Quer pretenda melhorar as suas competências de liderança, aprofundar os seus relacionamentos ou simplesmente compreender-se melhor, a adopção destes hábitos pode ser transformadora. Neste guia, vamos explorar os 9 comportamentos fundamentais que definem um QE elevado e como pode aplicá-los hoje.
Se está curioso sobre o seu nível actual, pode explorar as suas características com o nosso teste de inteligência emocional para obter uma linha de base antes de mergulhar no tema.

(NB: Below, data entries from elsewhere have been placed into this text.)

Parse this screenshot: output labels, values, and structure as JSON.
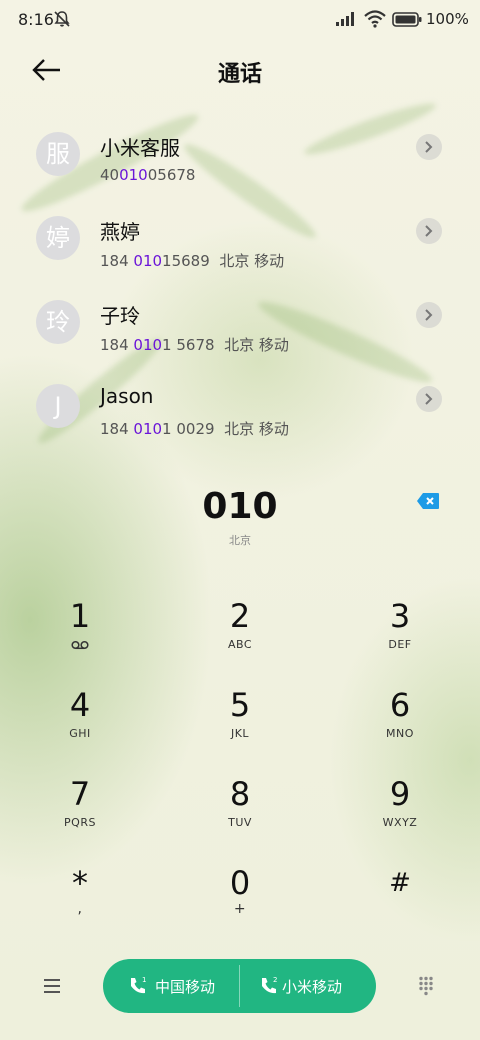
{
  "status_bar": {
    "time": "8:16",
    "battery": "100%"
  },
  "header": {
    "title": "通话"
  },
  "contacts": [
    {
      "avatar": "服",
      "name": "小米客服",
      "num_pre": "40",
      "num_hl": "010",
      "num_post": "05678",
      "location": ""
    },
    {
      "avatar": "婷",
      "name": "燕婷",
      "num_pre": "184 ",
      "num_hl": "010",
      "num_post": "15689",
      "location": "北京 移动"
    },
    {
      "avatar": "玲",
      "name": "子玲",
      "num_pre": "184 ",
      "num_hl": "010",
      "num_post": "1 5678",
      "location": "北京 移动"
    },
    {
      "avatar": "J",
      "name": "Jason",
      "num_pre": "184 ",
      "num_hl": "010",
      "num_post": "1 0029",
      "location": "北京 移动"
    }
  ],
  "dialer": {
    "number": "010",
    "region": "北京"
  },
  "keys": [
    {
      "digit": "1",
      "letters": ""
    },
    {
      "digit": "2",
      "letters": "ABC"
    },
    {
      "digit": "3",
      "letters": "DEF"
    },
    {
      "digit": "4",
      "letters": "GHI"
    },
    {
      "digit": "5",
      "letters": "JKL"
    },
    {
      "digit": "6",
      "letters": "MNO"
    },
    {
      "digit": "7",
      "letters": "PQRS"
    },
    {
      "digit": "8",
      "letters": "TUV"
    },
    {
      "digit": "9",
      "letters": "WXYZ"
    },
    {
      "digit": "*",
      "letters": ","
    },
    {
      "digit": "0",
      "letters": "+"
    },
    {
      "digit": "#",
      "letters": ""
    }
  ],
  "call_buttons": [
    {
      "sim": "1",
      "label": "中国移动"
    },
    {
      "sim": "2",
      "label": "小米移动"
    }
  ],
  "colors": {
    "accent": "#21b682",
    "highlight": "#6b16d8",
    "backspace": "#1e9be6"
  }
}
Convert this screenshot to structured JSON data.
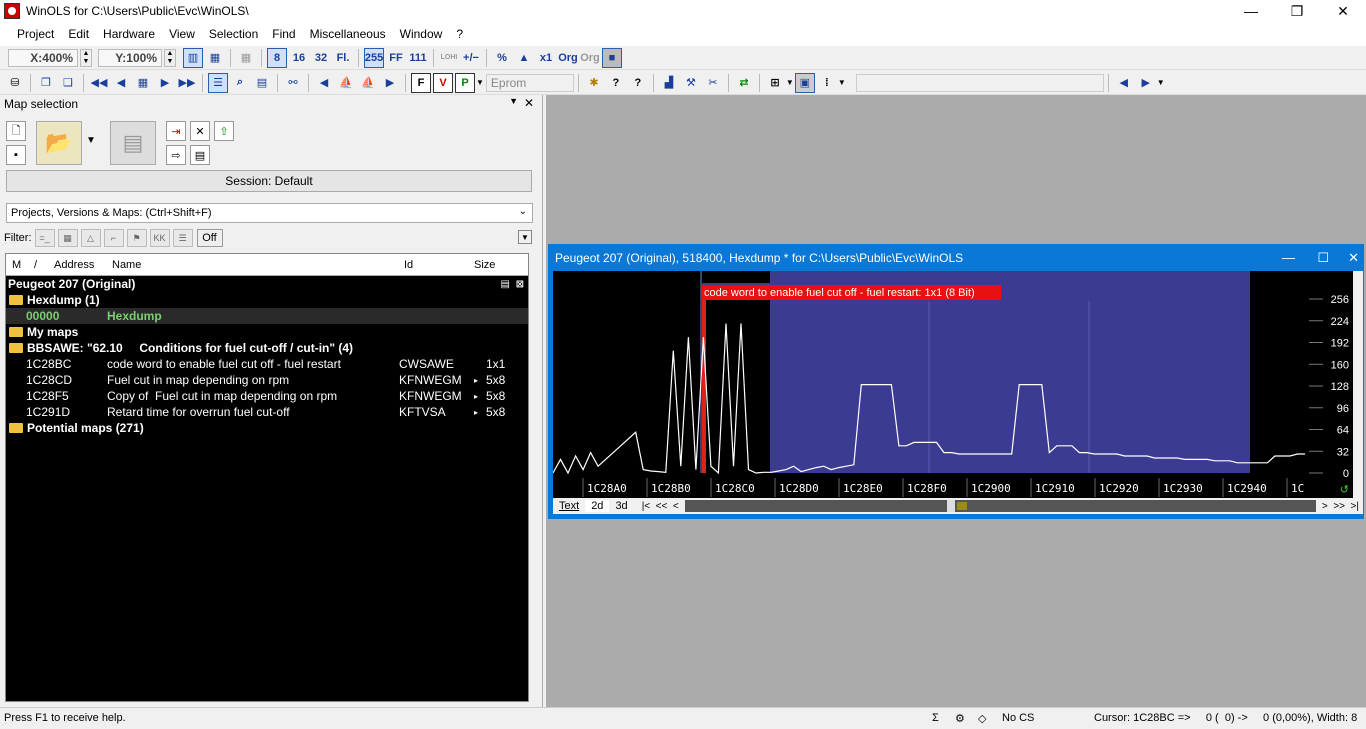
{
  "window": {
    "title": "WinOLS for C:\\Users\\Public\\Evc\\WinOLS\\",
    "minimize": "—",
    "maximize": "❐",
    "close": "✕"
  },
  "menu": [
    "Project",
    "Edit",
    "Hardware",
    "View",
    "Selection",
    "Find",
    "Miscellaneous",
    "Window",
    "?"
  ],
  "toolbar": {
    "zoom_x": "X:400%",
    "zoom_y": "Y:100%",
    "btn_8": "8",
    "btn_16": "16",
    "btn_32": "32",
    "btn_fl": "Fl.",
    "btn_255": "255",
    "btn_ff": "FF",
    "btn_111": "111",
    "btn_lohi": "LOHI",
    "btn_pct": "%",
    "btn_x1": "x1",
    "btn_org": "Org",
    "btn_org2": "Org",
    "eprom": "Eprom"
  },
  "map_selection": {
    "title": "Map selection",
    "session": "Session: Default",
    "projects_dropdown": "Projects, Versions & Maps:  (Ctrl+Shift+F)",
    "filter_label": "Filter:",
    "filter_off": "Off",
    "columns": {
      "m": "M",
      "slash": "/",
      "address": "Address",
      "name": "Name",
      "id": "Id",
      "size": "Size"
    },
    "project_name": "Peugeot 207 (Original)",
    "groups": {
      "hexdump": "Hexdump (1)",
      "hexdump_addr": "00000",
      "hexdump_name": "Hexdump",
      "my_maps": "My maps",
      "bbsawe": "BBSAWE: \"62.10     Conditions for fuel cut-off / cut-in\" (4)",
      "potential": "Potential maps (271)"
    },
    "rows": [
      {
        "address": "1C28BC",
        "name": "code word to enable fuel cut off - fuel restart",
        "id": "CWSAWE",
        "mark": "",
        "size": "1x1"
      },
      {
        "address": "1C28CD",
        "name": "Fuel cut in map depending on rpm",
        "id": "KFNWEGM",
        "mark": "▸",
        "size": "5x8"
      },
      {
        "address": "1C28F5",
        "name": "Copy of  Fuel cut in map depending on rpm",
        "id": "KFNWEGM",
        "mark": "▸",
        "size": "5x8"
      },
      {
        "address": "1C291D",
        "name": "Retard time for overrun fuel cut-off",
        "id": "KFTVSA",
        "mark": "▸",
        "size": "5x8"
      }
    ]
  },
  "hexwin": {
    "title": "Peugeot 207 (Original), 518400, Hexdump * for C:\\Users\\Public\\Evc\\WinOLS",
    "tooltip": "code word to enable fuel cut off - fuel restart: 1x1 (8 Bit)",
    "tabs": [
      "Text",
      "2d",
      "3d"
    ],
    "nav_left": "|<  <<  <",
    "nav_right": ">  >>  >|"
  },
  "chart_data": {
    "type": "line",
    "x_labels": [
      "1C28A0",
      "1C28B0",
      "1C28C0",
      "1C28D0",
      "1C28E0",
      "1C28F0",
      "1C2900",
      "1C2910",
      "1C2920",
      "1C2930",
      "1C2940",
      "1C"
    ],
    "y_ticks": [
      0,
      32,
      64,
      96,
      128,
      160,
      192,
      224,
      256
    ],
    "ylim": [
      0,
      256
    ],
    "series": [
      {
        "values": [
          0,
          20,
          0,
          25,
          5,
          30,
          10,
          20,
          30,
          40,
          50,
          60,
          5,
          3,
          2,
          1,
          180,
          10,
          200,
          5,
          200,
          10,
          0,
          220,
          10,
          220,
          5,
          0,
          1,
          1,
          3,
          5,
          10,
          2,
          5,
          8,
          10,
          5,
          8,
          10,
          12,
          130,
          130,
          130,
          130,
          130,
          40,
          40,
          45,
          45,
          45,
          45,
          30,
          30,
          28,
          28,
          28,
          28,
          28,
          28,
          28,
          28,
          130,
          130,
          130,
          130,
          30,
          40,
          40,
          40,
          30,
          30,
          28,
          28,
          28,
          28,
          25,
          25,
          25,
          25,
          22,
          22,
          22,
          22,
          20,
          20,
          20,
          20,
          18,
          18,
          18,
          15,
          15,
          15,
          15,
          15,
          25,
          25,
          25,
          28,
          28
        ]
      }
    ]
  },
  "statusbar": {
    "help": "Press F1 to receive help.",
    "cs": "No CS",
    "cursor": "Cursor: 1C28BC =>     0 (  0) ->     0 (0,00%), Width: 8"
  }
}
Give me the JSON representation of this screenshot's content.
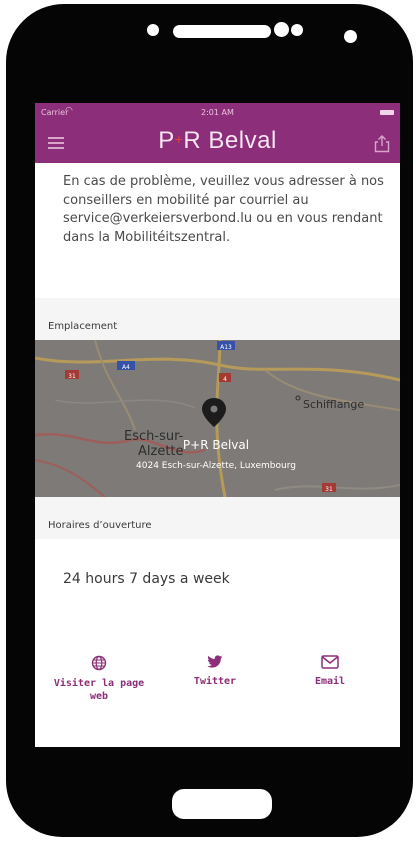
{
  "status_bar": {
    "carrier": "Carrier",
    "time": "2:01 AM"
  },
  "header": {
    "title_left": "P",
    "title_plus": "+",
    "title_right": "R Belval"
  },
  "notice_text": "En cas de problème, veuillez vous adresser à nos conseillers en mobilité par courriel au service@verkeiersverbond.lu ou en vous rendant dans la Mobilitéitszentral.",
  "location": {
    "section_label": "Emplacement",
    "map": {
      "marker_name": "P+R Belval",
      "address": "4024 Esch-sur-Alzette, Luxembourg",
      "city_label_1": "Esch-sur-",
      "city_label_2": "Alzette",
      "town_label": "Schifflange",
      "road_labels": [
        "A13",
        "A4",
        "31",
        "4",
        "31"
      ]
    }
  },
  "hours": {
    "section_label": "Horaires d’ouverture",
    "text": "24 hours 7 days a week"
  },
  "footer": {
    "website_label_1": "Visiter la page",
    "website_label_2": "web",
    "twitter_label": "Twitter",
    "email_label": "Email"
  },
  "colors": {
    "brand": "#8c2e79",
    "accent": "#e0433f"
  }
}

Antes de desmontarmos os hábitos específicos, é importante entender porquê isto é relevante. Num mundo impulsionado por dados e automação, a capacidade humana de criar ligações continua a ser insubstituível.
Uma elevada inteligência emocional está fortemente correlacionada com uma melhor saúde mental, um desempenho profissional superior e relacionamentos mais satisfatórios. Por exemplo, um líder com elevado QE pode motivar uma equipa durante uma crise sem provocar esgotamento. Num casamento, exemplos de inteligência emocional incluem navegar numa discussão acalorada sem recorrer a ataques pessoais.
No final, estes hábitos funcionam como um amortecedor contra o stresse. Permitem-lhe responder aos desafios da vida com intenção, em vez de reagir por impulso.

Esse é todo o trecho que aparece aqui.